Impostor syndrome at UC Berkeley has been a constant part of my experience on campus — especially in the ASUC. The idea that people don’t believe that I deserve to be where I am bothers me more than it should. Maybe they think I got to where I am because I’m “electable” — or, worse, because “people like me.” And so, every day, I work to convince myself that I truly am excellent at my job.
That’s what I would tell myself when ASUC drama consumed too many of my weekday nights, when I spent numerous weekends on the road for UC Student Association meetings, when I got on flights to Washington, D.C., for lobby trips or when I left the ASUC Senate chambers to go to Main Stacks for another one of countless all-nighters because I had spent all day in meetings with administrators, at work or in class. Burnout is real and exhaustion is real, but because failure is not an option, I — like countless other UC Berkeley students — keep going and and continue to push myself so hard.

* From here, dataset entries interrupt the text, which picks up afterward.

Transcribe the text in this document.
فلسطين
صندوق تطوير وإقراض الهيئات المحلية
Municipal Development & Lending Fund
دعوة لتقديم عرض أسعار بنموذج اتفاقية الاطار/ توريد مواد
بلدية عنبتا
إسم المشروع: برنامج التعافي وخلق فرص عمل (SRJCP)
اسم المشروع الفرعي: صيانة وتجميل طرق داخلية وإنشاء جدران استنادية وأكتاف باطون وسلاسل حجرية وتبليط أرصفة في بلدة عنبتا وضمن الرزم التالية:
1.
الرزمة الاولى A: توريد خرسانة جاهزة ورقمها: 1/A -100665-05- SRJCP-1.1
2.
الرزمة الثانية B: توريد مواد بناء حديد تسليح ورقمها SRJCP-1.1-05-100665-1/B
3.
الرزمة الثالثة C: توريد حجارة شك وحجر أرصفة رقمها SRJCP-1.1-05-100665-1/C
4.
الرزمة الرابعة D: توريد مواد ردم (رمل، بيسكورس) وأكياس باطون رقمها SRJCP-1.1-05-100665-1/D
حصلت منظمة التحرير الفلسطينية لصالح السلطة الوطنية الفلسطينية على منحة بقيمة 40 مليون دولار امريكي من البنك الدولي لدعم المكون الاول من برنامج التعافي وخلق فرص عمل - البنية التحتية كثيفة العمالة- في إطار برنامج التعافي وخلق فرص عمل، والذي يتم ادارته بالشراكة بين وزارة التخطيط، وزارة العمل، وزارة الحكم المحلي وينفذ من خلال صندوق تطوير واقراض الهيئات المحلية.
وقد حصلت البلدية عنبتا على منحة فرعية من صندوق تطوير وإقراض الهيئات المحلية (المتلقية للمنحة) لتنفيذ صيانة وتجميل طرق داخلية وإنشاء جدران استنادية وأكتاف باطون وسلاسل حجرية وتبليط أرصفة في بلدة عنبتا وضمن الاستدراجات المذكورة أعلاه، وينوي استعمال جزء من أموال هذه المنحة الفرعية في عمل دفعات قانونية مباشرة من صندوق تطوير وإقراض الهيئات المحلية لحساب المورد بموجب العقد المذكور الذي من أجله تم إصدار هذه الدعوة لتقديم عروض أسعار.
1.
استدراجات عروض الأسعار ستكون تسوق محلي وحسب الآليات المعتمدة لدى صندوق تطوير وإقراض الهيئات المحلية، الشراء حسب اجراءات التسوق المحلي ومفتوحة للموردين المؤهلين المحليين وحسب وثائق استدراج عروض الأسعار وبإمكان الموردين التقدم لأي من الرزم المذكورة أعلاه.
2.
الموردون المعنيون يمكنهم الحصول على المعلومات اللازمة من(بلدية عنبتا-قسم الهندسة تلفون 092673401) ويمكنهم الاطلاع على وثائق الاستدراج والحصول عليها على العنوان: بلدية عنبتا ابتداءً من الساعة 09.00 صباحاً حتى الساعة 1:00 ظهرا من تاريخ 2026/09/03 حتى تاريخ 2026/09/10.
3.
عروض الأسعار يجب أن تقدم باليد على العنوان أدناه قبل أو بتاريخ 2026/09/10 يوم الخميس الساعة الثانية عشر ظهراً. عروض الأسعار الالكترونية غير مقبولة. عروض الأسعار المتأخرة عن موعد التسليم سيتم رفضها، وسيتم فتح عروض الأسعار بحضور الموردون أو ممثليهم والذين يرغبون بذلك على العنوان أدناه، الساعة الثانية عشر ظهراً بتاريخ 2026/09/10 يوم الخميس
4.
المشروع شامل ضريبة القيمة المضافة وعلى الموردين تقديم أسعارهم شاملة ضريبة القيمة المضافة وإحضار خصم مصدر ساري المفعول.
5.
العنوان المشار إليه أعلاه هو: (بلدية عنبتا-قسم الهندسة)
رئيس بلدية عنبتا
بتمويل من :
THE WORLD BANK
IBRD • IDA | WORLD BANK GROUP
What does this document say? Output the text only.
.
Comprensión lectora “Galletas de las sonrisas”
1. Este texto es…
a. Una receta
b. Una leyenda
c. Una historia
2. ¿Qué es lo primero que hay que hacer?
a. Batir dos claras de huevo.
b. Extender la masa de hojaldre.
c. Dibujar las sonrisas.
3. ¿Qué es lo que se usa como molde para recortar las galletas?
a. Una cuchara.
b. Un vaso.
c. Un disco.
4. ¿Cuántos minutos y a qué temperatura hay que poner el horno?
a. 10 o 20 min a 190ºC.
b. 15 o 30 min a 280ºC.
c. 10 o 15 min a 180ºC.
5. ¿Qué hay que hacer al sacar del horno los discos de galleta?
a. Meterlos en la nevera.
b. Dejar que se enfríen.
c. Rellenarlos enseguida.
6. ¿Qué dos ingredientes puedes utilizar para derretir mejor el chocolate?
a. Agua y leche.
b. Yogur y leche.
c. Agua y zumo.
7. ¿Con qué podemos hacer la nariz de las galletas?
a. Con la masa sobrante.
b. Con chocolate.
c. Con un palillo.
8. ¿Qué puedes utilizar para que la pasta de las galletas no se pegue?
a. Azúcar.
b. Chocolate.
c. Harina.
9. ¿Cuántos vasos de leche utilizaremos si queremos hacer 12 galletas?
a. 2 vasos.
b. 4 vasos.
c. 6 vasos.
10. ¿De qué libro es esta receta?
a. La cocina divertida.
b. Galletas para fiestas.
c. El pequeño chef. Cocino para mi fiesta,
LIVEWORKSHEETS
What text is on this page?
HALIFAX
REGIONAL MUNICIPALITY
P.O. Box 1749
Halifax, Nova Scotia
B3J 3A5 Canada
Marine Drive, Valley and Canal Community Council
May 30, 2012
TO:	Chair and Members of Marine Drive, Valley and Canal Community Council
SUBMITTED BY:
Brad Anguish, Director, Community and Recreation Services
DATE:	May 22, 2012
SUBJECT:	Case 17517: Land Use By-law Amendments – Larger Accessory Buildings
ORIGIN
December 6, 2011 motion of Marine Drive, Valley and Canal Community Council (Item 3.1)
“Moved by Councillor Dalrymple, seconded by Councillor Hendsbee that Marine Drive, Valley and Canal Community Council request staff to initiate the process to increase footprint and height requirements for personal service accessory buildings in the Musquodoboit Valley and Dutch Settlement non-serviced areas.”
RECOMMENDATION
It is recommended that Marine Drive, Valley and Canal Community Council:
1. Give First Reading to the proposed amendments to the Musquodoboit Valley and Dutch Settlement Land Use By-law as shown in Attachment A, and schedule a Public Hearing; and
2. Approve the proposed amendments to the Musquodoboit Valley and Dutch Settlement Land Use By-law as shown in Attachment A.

Women in leadership is still a concept that our society is wrapping its head around — women of color in leadership even more so. People expect you to be a trailblazer, and you start to expect so much from yourself. You hold this position — whatever it is — not just for yourself, but for all those who came before you and didn’t make it. No pressure.
In my time as a leader on this campus, it’s become clear to me that our society expects things from women that it wouldn’t from any man.
It broke my heart a little bit each time I saw women in power resent each other — either in the ASUC or beyond. In an environment that makes success difficult enough for women as it is, why is it so difficult for women to see other women in power? Is it fear that if there’s only room for so many women at the top, other women won’t be able to make it since someone else already did? It can lead to a world of doubt in your own abilities.
While the ASUC has been the site of some of my most difficult experiences at UC Berkeley, it’s also where I’ve learned incredible lessons about myself and the world around me.
My belief in and passion for the work I do has been reaffirmed by seeing my own and others’ projects succeed — especially when it’s clear that people’s real experiences on this campus are improving (slowly but surely) because of that work. I have come to terms with the fact that one person will not change this campus, but a collective movement will help push it in the right direction. I believe in the power of the women and the transgender, nonbinary and gender-nonconforming folks who will continue to lead this campus, and in the men who will lead as true allies. I have faith. I’ve experienced and understood the strength of community — where all work should be rooted anyway.
I have learned the importance and necessity of cultivating a community that will allow you to find happiness — and more importantly — contentment in your time here. For me, contentment has come to mean peace with where I am. It means being kind to myself. It means being proud of myself. It means comparing my success as a professional and an individual only to my past self and no one else. It means allowing myself the space I need to grow without forcing myself to move faster than I am ready to. UC Berkeley as an entity, your peers, your colleagues, even your friends will sometimes make you feel like you cannot prioritize yourself — don’t buy into it.
Perhaps most importantly, I have discovered my own power and the power of taking chances. In my four years on this campus, I’ve learned to consider every opportunity that comes my way even if it may not seem to “fit the plan.” If I had stuck with my original plan as a freshman, I would never have become a public health major, a senator, or external affairs vice president. I wouldn’t have had the personal or professional experiences that have made my time at UC Berkeley as memorable as it was. This goal can often be complicated by that damn impostor syndrome and the ever-present worry of “what will people say” — but it shouldn’t be. Don’t let it be. So if there’s one piece of advice I would give to incoming freshmen with the wisdom of a graduating senior, it’s this: Be brave in your choices.
For me, choosing the difficult path — the path of seva (public service) — in my time at UC Berkeley has made my experience everything it has culminated into: good, bad, ugly and so rewarding. I wouldn’t have had it any other way. Yes, there are days where none of it seems worth the emotional labor. But there are also days where two sophomore girls you have never met before stop you on the bus to tell you how inspiring you are to them — and that reminds me of why representation in these positions on this campus matters so much.
I would like to think my work on this campus has made it an ever so slightly more accepting, accessible and affordable place. I hope that others find it in themselves to continue this work, and that they are kinder to themselves and one another as they do so.
Now, I am ready to move on to new experiences, new learning opportunities and new challenges — onward and upward out of Berkeley!